Internet Court at Work: Three Use Cases Running Right Now
Three things Internet Court is being used for right now: revoking an agent that drifts off-mandate, enforcing a service agreement worth three dollars, and ruling on which records hold up as evidence.
Autonomous agents have started transacting with each other: discovering services, negotiating, and paying per call without a human in the loop. Each hop is a tiny contract worth fractions of a cent, and when one goes wrong there is no one to call. The cost of any human dispute process dwarfs the amount at stake.
Handling a contested deal is not a minor edge case. It is the difference between a payment network and an economy.
Internet Court is the trust layer for that economy: payment, escrow, and dispute resolution in a single skill two agents can invoke in natural language. The crucial part is when the court is invoked. Two agents, or the people behind them, write the dispute clause into the contract at the moment they form it. On the happy path nothing happens: the deal completes and no dispute is ever raised. It is not a court you run to. It is a clause you sign with, and it sits dormant until needed.
Here are three applications we are working on right now.
Guardrails on an agent you don't fully trust
You are willing to fund an agent, but you don't trust it with your money. So you don't hand it a wallet. You hand it a MetaMask Smart Wallet (ERC-7710) with hard limits baked in: this merchant only, this budget, this expiry. Those are deterministic guardrails; the agent simply cannot spend outside them.
On top of that sits a subjective check. An independent reviewer, run by GenLayer, reads the signed evidence from each purchase and judges it against a plain-language mandate ("sports news only"). If the agent drifts and buys something off-mandate, the reviewer revokes its access on-chain, and the next payment attempt is refused before any funds move. You still own the account and the remaining funds. Only the agent's authority dies.

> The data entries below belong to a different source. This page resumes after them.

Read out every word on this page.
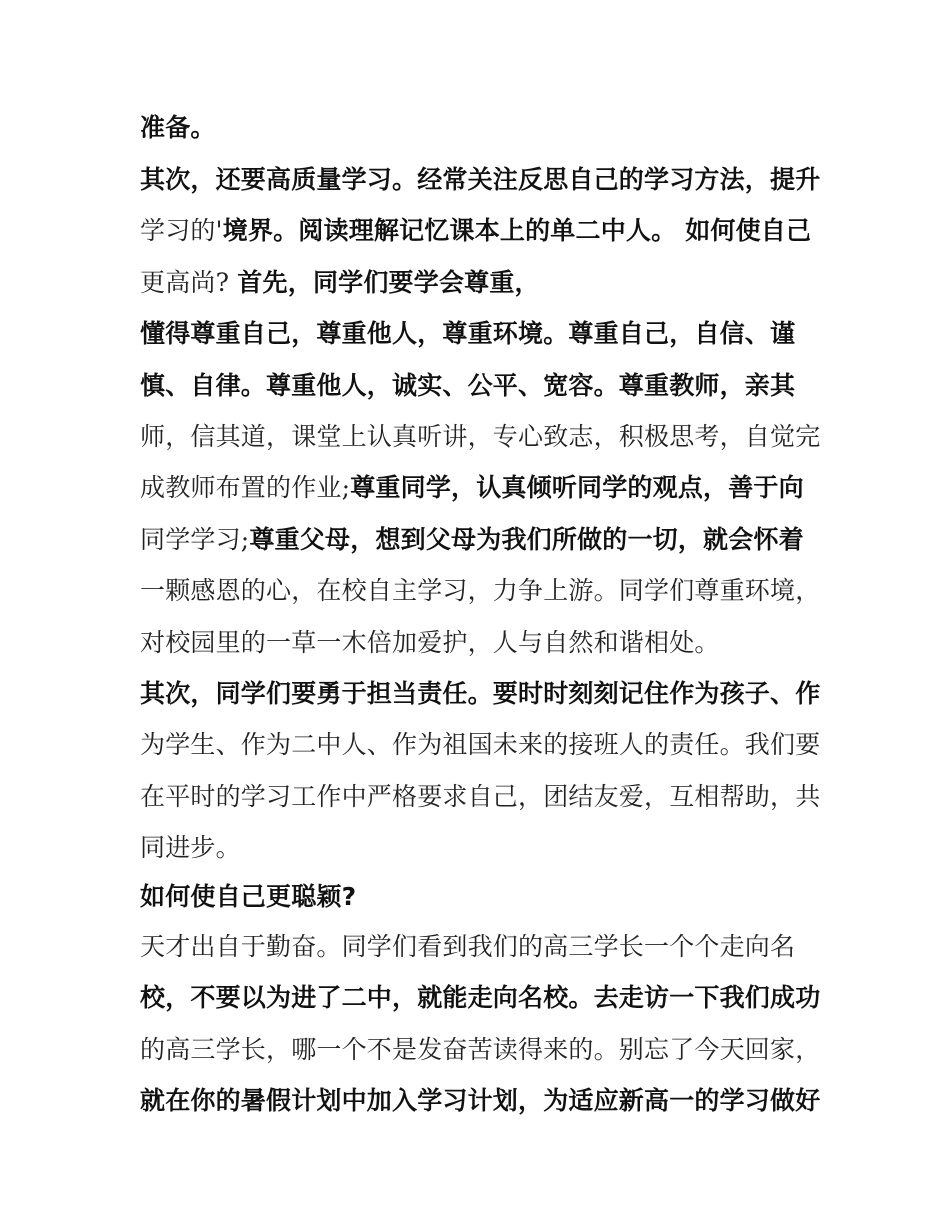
准备。
其次，还要高质量学习。经常关注反思自己的学习方法，提升
学习的'境界。阅读理解记忆课本上的单二中人。 如何使自己
更高尚? 首先，同学们要学会尊重，
懂得尊重自己，尊重他人，尊重环境。尊重自己，自信、谨
慎、自律。尊重他人，诚实、公平、宽容。尊重教师，亲其
师，信其道，课堂上认真听讲，专心致志，积极思考，自觉完
成教师布置的作业;尊重同学，认真倾听同学的观点，善于向
同学学习;尊重父母，想到父母为我们所做的一切，就会怀着
一颗感恩的心，在校自主学习，力争上游。同学们尊重环境，
对校园里的一草一木倍加爱护，人与自然和谐相处。
其次，同学们要勇于担当责任。要时时刻刻记住作为孩子、作
为学生、作为二中人、作为祖国未来的接班人的责任。我们要
在平时的学习工作中严格要求自己，团结友爱，互相帮助，共
同进步。
如何使自己更聪颖?
天才出自于勤奋。同学们看到我们的高三学长一个个走向名
校，不要以为进了二中，就能走向名校。去走访一下我们成功
的高三学长，哪一个不是发奋苦读得来的。别忘了今天回家，
就在你的暑假计划中加入学习计划，为适应新高一的学习做好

This already runs end to end today.
A self-executing SLA, worth $3
An agent buys AI inference from a provider, for example over AntSeed, the consortium's peer-to-peer inference marketplace, settling per token in USDC. The provider has a bad hour: latency spikes, a model returns truncated output, for a minute it is down.
In the human world this is what a Service Level Agreement is for. "99.9% uptime," "service credits" you claim by emailing a rep and waiting days. That apparatus only makes sense when the contract is big enough to be worth a person's afternoon. This dispute is worth $3. No agent writes a demand letter over $3, and no provider staffs a desk for it. Traditionally the SLA is fiction, and the small customer just absorbs every outage.
Internet Court makes it enforceable. The two sides agreed the terms up front in plain language: 99.5% successful responses this window, p95 latency under 800ms. Payment sits in escrow. At settlement the contract, run by GenLayer, reads the period's signed logs and computes the payout itself. Hit the target, full release. Miss it, and the payment is docked proportionally with the rest released instantly, no ticket. If the two sides' logs genuinely disagree, that is the real dispute, and a panel of independent AI validators weighs both signed records and rules in seconds, for a fee smaller than the disagreement.
The point is not a faster SLA. It is that an SLA worth three dollars becomes enforceable at all. A tier of commerce that ran on the honor system, because justice was too expensive to deploy, suddenly has a floor under it.
Machine-speed money needs machine-speed adjudication.
Adjudicating a disputed memory
Collective Memory, another consortium partner, is building a community-staked memory layer: geo- and time-stamped, first-person records of real-world events, where people stake tokens on the memories they believe matter.
Imagine a journalist searching that layer for images documenting the earthquakes in Venezuela, sifting through first-person memories, each timestamped and tied to a place, to find evidence of what happened. The trouble is that the most important memories are also the most contested: competing records, competing stakes, competing claims about the same place on the same day, some authentic, some not. A memory layer that cannot sort that is just a comment section with a wallet, and a journalist cannot cite it.
That is the dispute Internet Court is built to settle. A panel of independent AI validators, run by GenLayer, weighs the conflicting records and produces what no single platform or human moderator credibly can: a neutral, auditable ruling on which memories hold up as evidence given the community's stated standard, with the reasoning and the dissent recorded on-chain. The journalist gets a citation that survives scrutiny.
Memory becomes evidence. Evidence gets a court that runs at internet speed.
The through-line
For small amounts, traditional dispute process is not slow. It is absent. Email, evidence, and human review do not pay for themselves below a certain dollar figure, so below it there is simply no recourse. And it is not only the amounts: agents transact at machine speed, thousands of times a second, far faster than any human-paced process could keep up with even if it were worth running.
Internet Court's bet is that a whole stratum of the economy, denominated in cents and transacted by software, has been running without a justice system because we never had one cheap and fast enough.
It will not replace the courts that handle disputes worth fighting over.
It shows up for the ones that aren't.